Recombinant protein construct design, expression and manipulation
The orthologues of immunoreactive blood-stage antigens from P. knowlesi, P. malariae and P. ovale were identified from their respective genome sequences [22–24]. For P. ovale, proteins from Plasmodium ovale curtisi were selected since the manual gene annotation of this genome resulted in complete open reading frames compared to the draft genome available for Plasmodium ovale wallikeri [24]. Sequences corresponding to the entire ectodomains were identified using software tools to predict the location of the signal peptides, GPI-anchor and transmembrane regions [25, 26]. In some cases, for example, P. malariae P38, this analysis helped improve automated gene prediction by identifying missing signal peptides. Based on these predictions, the ectodomain regions were determined by removing signal sequences and transmembrane domains.
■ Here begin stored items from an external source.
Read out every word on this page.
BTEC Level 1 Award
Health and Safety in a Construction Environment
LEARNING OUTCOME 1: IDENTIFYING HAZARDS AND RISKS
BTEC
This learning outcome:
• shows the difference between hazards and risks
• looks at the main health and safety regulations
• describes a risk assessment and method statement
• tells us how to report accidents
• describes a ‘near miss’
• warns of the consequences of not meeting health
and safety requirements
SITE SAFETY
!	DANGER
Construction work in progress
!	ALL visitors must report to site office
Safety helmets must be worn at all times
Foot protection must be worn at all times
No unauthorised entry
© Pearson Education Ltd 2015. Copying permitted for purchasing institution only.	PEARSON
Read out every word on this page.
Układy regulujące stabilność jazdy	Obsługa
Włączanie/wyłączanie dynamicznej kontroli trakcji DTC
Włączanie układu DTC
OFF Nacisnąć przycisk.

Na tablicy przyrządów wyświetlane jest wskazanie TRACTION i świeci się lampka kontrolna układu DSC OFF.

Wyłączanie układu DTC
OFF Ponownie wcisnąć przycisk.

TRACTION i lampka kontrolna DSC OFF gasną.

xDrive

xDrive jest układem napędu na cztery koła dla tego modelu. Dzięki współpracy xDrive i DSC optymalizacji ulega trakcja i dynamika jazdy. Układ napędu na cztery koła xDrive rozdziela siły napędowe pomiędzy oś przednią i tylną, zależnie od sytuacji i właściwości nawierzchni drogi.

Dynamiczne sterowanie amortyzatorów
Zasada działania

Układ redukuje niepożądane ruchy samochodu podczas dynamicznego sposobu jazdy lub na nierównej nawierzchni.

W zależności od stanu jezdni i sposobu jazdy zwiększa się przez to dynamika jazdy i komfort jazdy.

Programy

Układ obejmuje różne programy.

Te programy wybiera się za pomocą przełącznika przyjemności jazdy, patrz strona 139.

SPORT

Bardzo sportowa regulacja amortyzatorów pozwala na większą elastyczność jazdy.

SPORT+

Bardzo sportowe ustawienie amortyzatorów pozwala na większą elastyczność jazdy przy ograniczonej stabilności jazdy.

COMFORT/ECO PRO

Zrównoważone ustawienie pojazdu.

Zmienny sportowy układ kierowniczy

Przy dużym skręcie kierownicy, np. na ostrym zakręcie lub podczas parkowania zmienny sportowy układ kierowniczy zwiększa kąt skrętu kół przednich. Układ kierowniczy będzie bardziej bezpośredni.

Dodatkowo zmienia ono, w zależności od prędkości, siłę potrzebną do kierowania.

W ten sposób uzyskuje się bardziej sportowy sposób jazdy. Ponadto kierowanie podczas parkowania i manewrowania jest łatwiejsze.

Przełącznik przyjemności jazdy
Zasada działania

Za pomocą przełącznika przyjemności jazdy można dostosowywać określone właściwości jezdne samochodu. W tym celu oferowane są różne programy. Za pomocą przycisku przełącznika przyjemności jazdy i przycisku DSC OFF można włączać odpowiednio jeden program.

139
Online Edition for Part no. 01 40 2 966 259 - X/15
All potential N-linked glycosylation sites were systematically mutated by substituting the serine/threonine in the context of an N-linked glycosylation sequon for alanine to prevent inappropriate glycosylation when expressed in mammalian cells as described previously [16]. All sequences were codon-optimized for expression in human cells, flanked with unique 5′ NotI and 3′ AscI restriction enzyme sites to allow inframe cloning in a plasmid containing a highly efficient mouse variable κ light chain signal peptide [27] and a rat Cd4d3+ 4 epitope tag followed by either a peptide sequence allowing enzymatic biotinylation and/or 6-his tag for purification [28].